Asad Saeeduddin (Sep 20 2021 at 01:24):

@Mike Shulman ah, sorry for being unclear. you've inferred most of what i was trying to say from my confused writing, but i'll try to spell it out anyway:

i am indeed assuming the existence of an (equivalence class of) object characterized by a property. specifically, by $(\mathbf{1} + F \otimes -) : [[\mathcal{C}, \mathcal{C}], [\mathcal{C}, \mathcal{C}]]$ i'm referring to an endofunctor on a category of endofunctors. and by $\mu (\mathbf{1} + F \otimes -) : [\mathcal{C}, \mathcal{C}]$, i'm referring to an object that i assume exists: the carrier of the initial object in the category of F-algebras of $(\mathbf{1} + F \otimes -)$.

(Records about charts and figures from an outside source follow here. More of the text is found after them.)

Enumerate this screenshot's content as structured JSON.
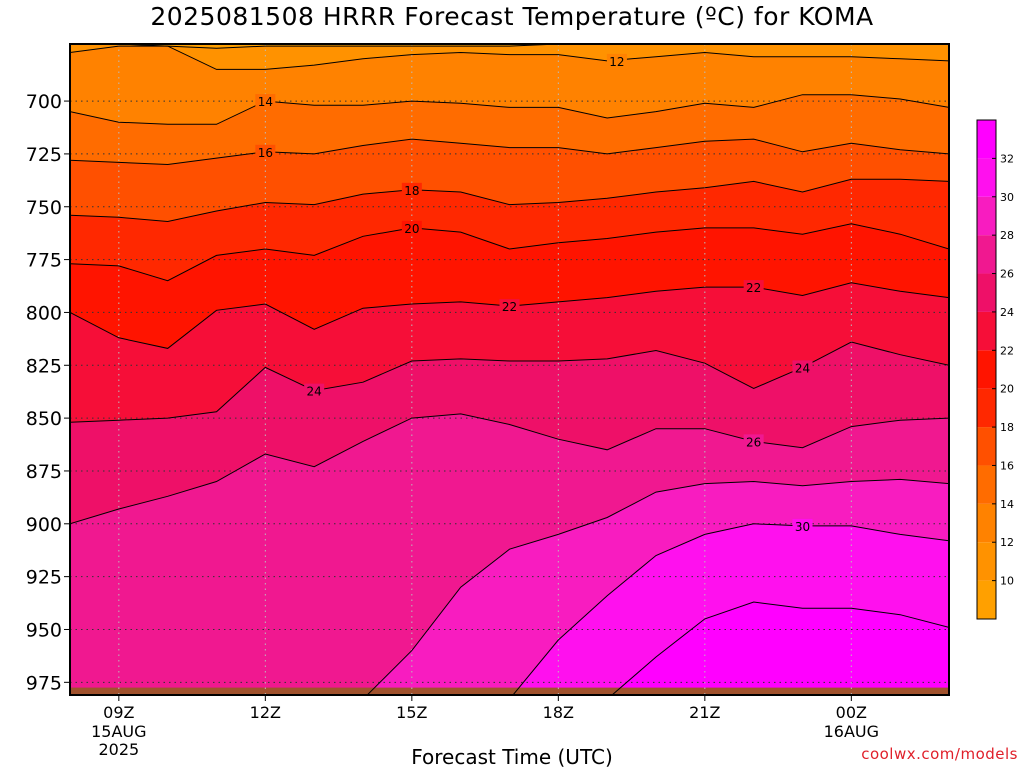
{
  "title": "2025081508 HRRR Forecast Temperature (ºC) for KOMA",
  "credit": "coolwx.com/models",
  "chart_data": {
    "type": "heatmap",
    "title": "2025081508 HRRR Forecast Temperature (ºC) for KOMA",
    "xlabel": "Forecast Time (UTC)",
    "ylabel": "",
    "x_hours": [
      8,
      9,
      10,
      11,
      12,
      13,
      14,
      15,
      16,
      17,
      18,
      19,
      20,
      21,
      22,
      23,
      24,
      25,
      26
    ],
    "xlim": [
      8,
      26
    ],
    "x_ticks": [
      {
        "hour": 9,
        "label": "09Z"
      },
      {
        "hour": 12,
        "label": "12Z"
      },
      {
        "hour": 15,
        "label": "15Z"
      },
      {
        "hour": 18,
        "label": "18Z"
      },
      {
        "hour": 21,
        "label": "21Z"
      },
      {
        "hour": 24,
        "label": "00Z"
      }
    ],
    "date_labels": [
      {
        "hour": 9,
        "lines": [
          "15AUG",
          "2025"
        ]
      },
      {
        "hour": 24,
        "lines": [
          "16AUG"
        ]
      }
    ],
    "ylim": [
      673,
      981
    ],
    "y_ticks": [
      700,
      725,
      750,
      775,
      800,
      825,
      850,
      875,
      900,
      925,
      950,
      975
    ],
    "grid": true,
    "contour_interval": 2,
    "temperature_contours": [
      {
        "t": 10,
        "p": [
          672,
          673,
          674,
          675,
          674,
          674,
          674,
          674,
          674,
          674,
          673,
          673,
          673,
          673,
          672,
          672,
          672,
          672,
          672
        ]
      },
      {
        "t": 12,
        "p": [
          677,
          674,
          674,
          685,
          685,
          683,
          680,
          678,
          677,
          678,
          678,
          681,
          679,
          677,
          679,
          679,
          679,
          680,
          681
        ]
      },
      {
        "t": 14,
        "p": [
          705,
          710,
          711,
          711,
          700,
          702,
          702,
          700,
          701,
          703,
          703,
          708,
          705,
          701,
          703,
          697,
          697,
          699,
          703
        ]
      },
      {
        "t": 16,
        "p": [
          728,
          729,
          730,
          727,
          724,
          725,
          721,
          718,
          720,
          722,
          722,
          725,
          722,
          719,
          718,
          724,
          720,
          723,
          725
        ]
      },
      {
        "t": 18,
        "p": [
          754,
          755,
          757,
          752,
          748,
          749,
          744,
          742,
          743,
          749,
          748,
          746,
          743,
          741,
          738,
          743,
          737,
          737,
          738
        ]
      },
      {
        "t": 20,
        "p": [
          777,
          778,
          785,
          773,
          770,
          773,
          764,
          760,
          762,
          770,
          767,
          765,
          762,
          760,
          760,
          763,
          758,
          763,
          770
        ]
      },
      {
        "t": 22,
        "p": [
          800,
          812,
          817,
          799,
          796,
          808,
          798,
          796,
          795,
          797,
          795,
          793,
          790,
          788,
          788,
          792,
          786,
          790,
          793
        ]
      },
      {
        "t": 24,
        "p": [
          852,
          851,
          850,
          847,
          826,
          837,
          833,
          823,
          822,
          823,
          823,
          822,
          818,
          824,
          836,
          826,
          814,
          820,
          825
        ]
      },
      {
        "t": 26,
        "p": [
          900,
          893,
          887,
          880,
          867,
          873,
          861,
          850,
          848,
          853,
          860,
          865,
          855,
          855,
          861,
          864,
          854,
          851,
          850
        ]
      },
      {
        "t": 28,
        "p": [
          983,
          983,
          983,
          983,
          983,
          983,
          983,
          960,
          930,
          912,
          905,
          897,
          885,
          881,
          880,
          882,
          880,
          879,
          881
        ]
      },
      {
        "t": 30,
        "p": [
          983,
          983,
          983,
          983,
          983,
          983,
          983,
          983,
          983,
          983,
          955,
          934,
          915,
          905,
          900,
          901,
          901,
          905,
          908
        ]
      },
      {
        "t": 32,
        "p": [
          983,
          983,
          983,
          983,
          983,
          983,
          983,
          983,
          983,
          983,
          983,
          983,
          963,
          945,
          937,
          940,
          940,
          943,
          949
        ]
      }
    ],
    "contour_labels": [
      {
        "t": 12,
        "hour": 19.2
      },
      {
        "t": 14,
        "hour": 12.0
      },
      {
        "t": 16,
        "hour": 12.0
      },
      {
        "t": 18,
        "hour": 15.0
      },
      {
        "t": 20,
        "hour": 15.0
      },
      {
        "t": 22,
        "hour": 17.0
      },
      {
        "t": 22,
        "hour": 22.0
      },
      {
        "t": 24,
        "hour": 13.0
      },
      {
        "t": 24,
        "hour": 23.0
      },
      {
        "t": 26,
        "hour": 22.0
      },
      {
        "t": 30,
        "hour": 23.0
      }
    ],
    "colorbar": {
      "ticks": [
        10,
        12,
        14,
        16,
        18,
        20,
        22,
        24,
        26,
        28,
        30,
        32
      ],
      "range": [
        8,
        34
      ]
    },
    "colors": {
      "t8": "#ffa000",
      "t10": "#ff9200",
      "t12": "#ff8200",
      "t14": "#ff6c00",
      "t16": "#ff5000",
      "t18": "#ff2800",
      "t20": "#ff1400",
      "t22": "#f60e38",
      "t24": "#ee1068",
      "t26": "#f01890",
      "t28": "#f81cc0",
      "t30": "#ff10ee",
      "t32": "#ff00ff",
      "ground": "#a0522d",
      "grid": "#888888",
      "contour": "#000000"
    }
  }
}
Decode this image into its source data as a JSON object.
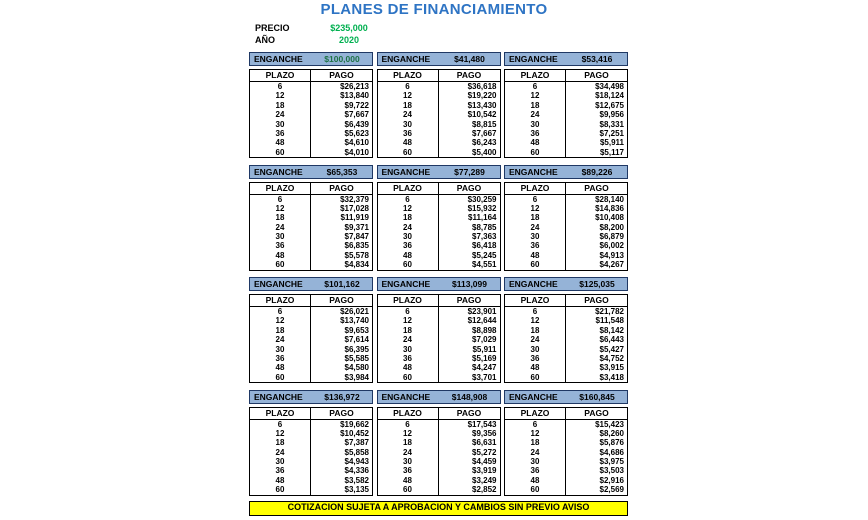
{
  "title": "PLANES DE FINANCIAMIENTO",
  "info": {
    "precio_label": "PRECIO",
    "precio_value": "$235,000",
    "anio_label": "AÑO",
    "anio_value": "2020"
  },
  "labels": {
    "enganche": "ENGANCHE",
    "plazo": "PLAZO",
    "pago": "PAGO"
  },
  "plazos": [
    6,
    12,
    18,
    24,
    30,
    36,
    48,
    60
  ],
  "plans": [
    {
      "enganche": "$100,000",
      "highlight": true,
      "pagos": [
        "$26,213",
        "$13,840",
        "$9,722",
        "$7,667",
        "$6,439",
        "$5,623",
        "$4,610",
        "$4,010"
      ]
    },
    {
      "enganche": "$41,480",
      "highlight": false,
      "pagos": [
        "$36,618",
        "$19,220",
        "$13,430",
        "$10,542",
        "$8,815",
        "$7,667",
        "$6,243",
        "$5,400"
      ]
    },
    {
      "enganche": "$53,416",
      "highlight": false,
      "pagos": [
        "$34,498",
        "$18,124",
        "$12,675",
        "$9,956",
        "$8,331",
        "$7,251",
        "$5,911",
        "$5,117"
      ]
    },
    {
      "enganche": "$65,353",
      "highlight": false,
      "pagos": [
        "$32,379",
        "$17,028",
        "$11,919",
        "$9,371",
        "$7,847",
        "$6,835",
        "$5,578",
        "$4,834"
      ]
    },
    {
      "enganche": "$77,289",
      "highlight": false,
      "pagos": [
        "$30,259",
        "$15,932",
        "$11,164",
        "$8,785",
        "$7,363",
        "$6,418",
        "$5,245",
        "$4,551"
      ]
    },
    {
      "enganche": "$89,226",
      "highlight": false,
      "pagos": [
        "$28,140",
        "$14,836",
        "$10,408",
        "$8,200",
        "$6,879",
        "$6,002",
        "$4,913",
        "$4,267"
      ]
    },
    {
      "enganche": "$101,162",
      "highlight": false,
      "pagos": [
        "$26,021",
        "$13,740",
        "$9,653",
        "$7,614",
        "$6,395",
        "$5,585",
        "$4,580",
        "$3,984"
      ]
    },
    {
      "enganche": "$113,099",
      "highlight": false,
      "pagos": [
        "$23,901",
        "$12,644",
        "$8,898",
        "$7,029",
        "$5,911",
        "$5,169",
        "$4,247",
        "$3,701"
      ]
    },
    {
      "enganche": "$125,035",
      "highlight": false,
      "pagos": [
        "$21,782",
        "$11,548",
        "$8,142",
        "$6,443",
        "$5,427",
        "$4,752",
        "$3,915",
        "$3,418"
      ]
    },
    {
      "enganche": "$136,972",
      "highlight": false,
      "pagos": [
        "$19,662",
        "$10,452",
        "$7,387",
        "$5,858",
        "$4,943",
        "$4,336",
        "$3,582",
        "$3,135"
      ]
    },
    {
      "enganche": "$148,908",
      "highlight": false,
      "pagos": [
        "$17,543",
        "$9,356",
        "$6,631",
        "$5,272",
        "$4,459",
        "$3,919",
        "$3,249",
        "$2,852"
      ]
    },
    {
      "enganche": "$160,845",
      "highlight": false,
      "pagos": [
        "$15,423",
        "$8,260",
        "$5,876",
        "$4,686",
        "$3,975",
        "$3,503",
        "$2,916",
        "$2,569"
      ]
    }
  ],
  "footer": "COTIZACION SUJETA A APROBACION Y CAMBIOS SIN PREVIO AVISO",
  "colors": {
    "title_blue": "#2e74c4",
    "value_green": "#00b050",
    "enganche_green": "#1e7245",
    "header_fill": "#95b3d7",
    "header_border": "#1f3864",
    "footer_yellow": "#ffff00"
  }
}
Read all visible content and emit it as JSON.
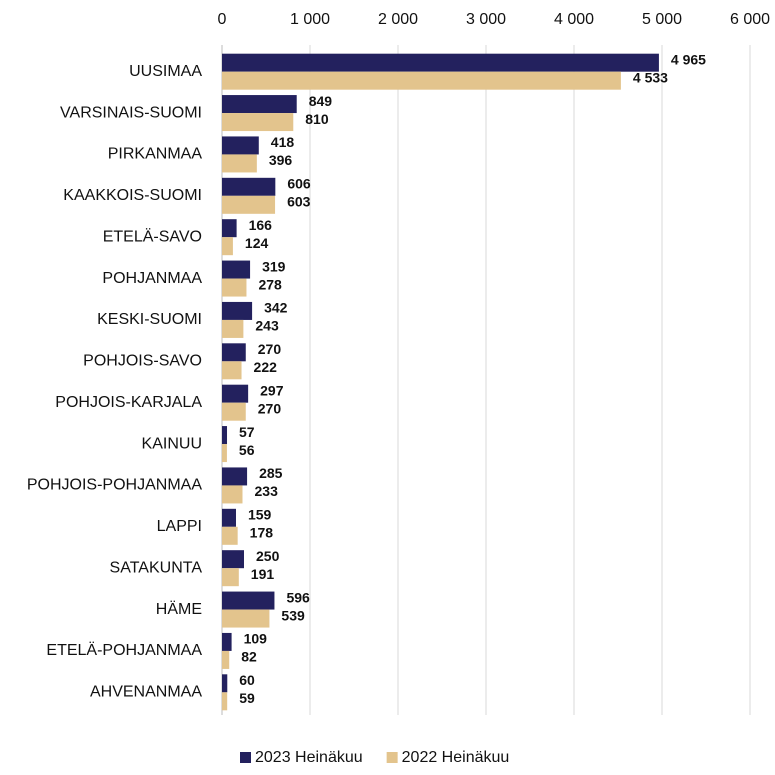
{
  "chart_data": {
    "type": "hbar",
    "categories": [
      "UUSIMAA",
      "VARSINAIS-SUOMI",
      "PIRKANMAA",
      "KAAKKOIS-SUOMI",
      "ETELÄ-SAVO",
      "POHJANMAA",
      "KESKI-SUOMI",
      "POHJOIS-SAVO",
      "POHJOIS-KARJALA",
      "KAINUU",
      "POHJOIS-POHJANMAA",
      "LAPPI",
      "SATAKUNTA",
      "HÄME",
      "ETELÄ-POHJANMAA",
      "AHVENANMAA"
    ],
    "series": [
      {
        "name": "2023 Heinäkuu",
        "color": "#23215e",
        "values": [
          4965,
          849,
          418,
          606,
          166,
          319,
          342,
          270,
          297,
          57,
          285,
          159,
          250,
          596,
          109,
          60
        ],
        "value_labels": [
          "4 965",
          "849",
          "418",
          "606",
          "166",
          "319",
          "342",
          "270",
          "297",
          "57",
          "285",
          "159",
          "250",
          "596",
          "109",
          "60"
        ]
      },
      {
        "name": "2022 Heinäkuu",
        "color": "#e3c48d",
        "values": [
          4533,
          810,
          396,
          603,
          124,
          278,
          243,
          222,
          270,
          56,
          233,
          178,
          191,
          539,
          82,
          59
        ],
        "value_labels": [
          "4 533",
          "810",
          "396",
          "603",
          "124",
          "278",
          "243",
          "222",
          "270",
          "56",
          "233",
          "178",
          "191",
          "539",
          "82",
          "59"
        ]
      }
    ],
    "xlim": [
      0,
      6000
    ],
    "xticks": [
      0,
      {
        "value": 1000,
        "label": "1 000"
      },
      {
        "value": 2000,
        "label": "2 000"
      },
      {
        "value": 3000,
        "label": "3 000"
      },
      {
        "value": 4000,
        "label": "4 000"
      },
      {
        "value": 5000,
        "label": "5 000"
      },
      {
        "value": 6000,
        "label": "6 000"
      }
    ],
    "grid": true,
    "legend": "bottom"
  }
}
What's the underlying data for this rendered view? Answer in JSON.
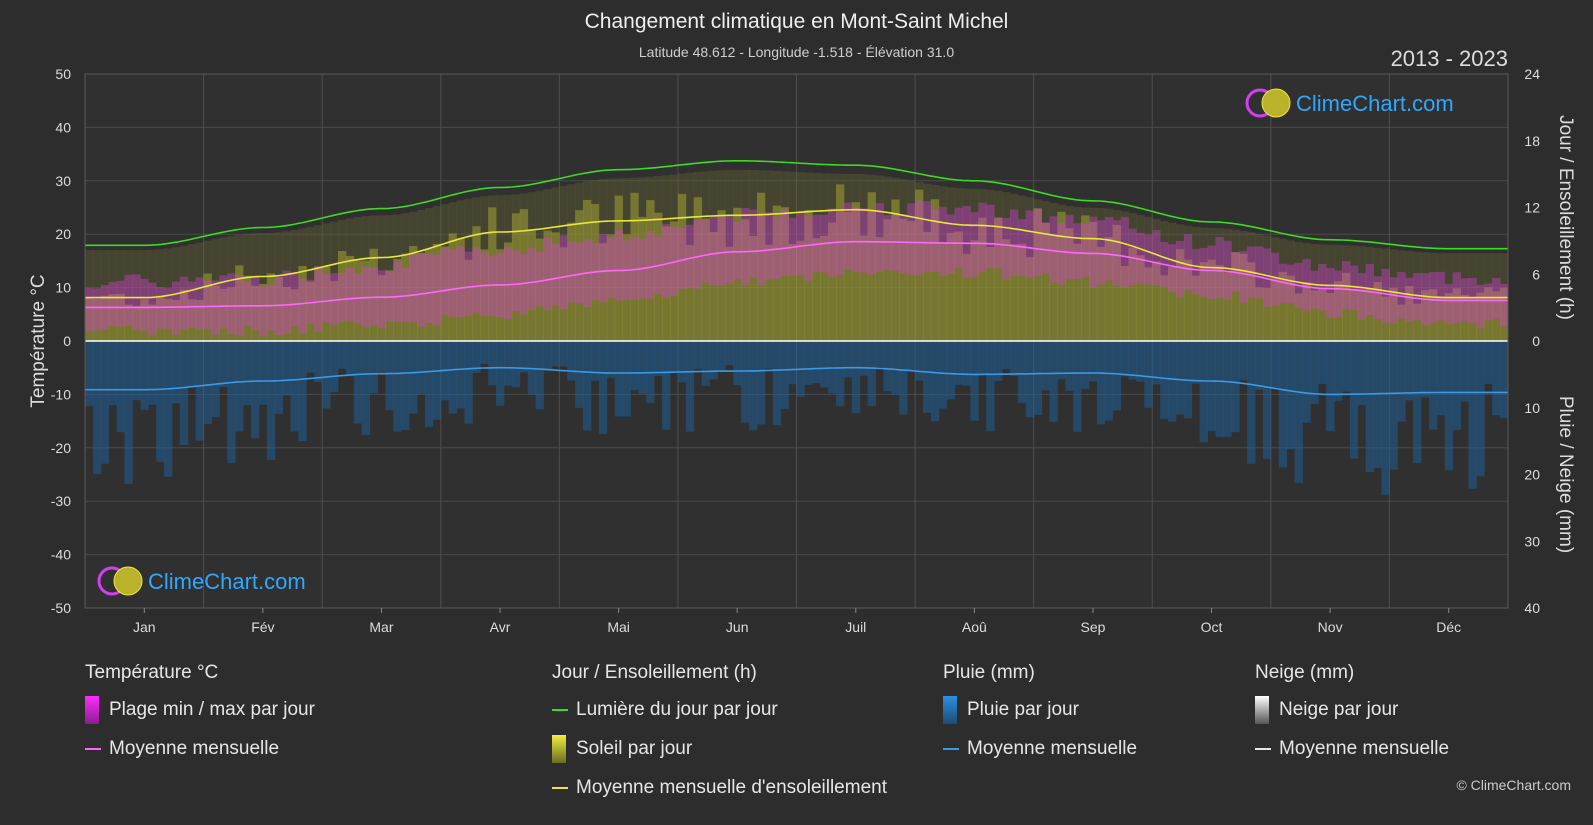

and yes, $1$ is the identity functor, $+$ is functor coproduct (we assume that $\mathcal{C}$ is suitable so that this exists), and $\otimes$ is the functor composition monoidal structure on the endofunctor-category $[\mathcal{C}, \mathcal{C}]$.

i'll look through the resources you gave me and hopefully try to muddle through, thank you

Nathanael Arkor (Sep 20 2021 at 10:28):

I think the paper List Objects with Algebraic Structure of Fiore and Saville might also be a helpful place to look, as it has related discussion.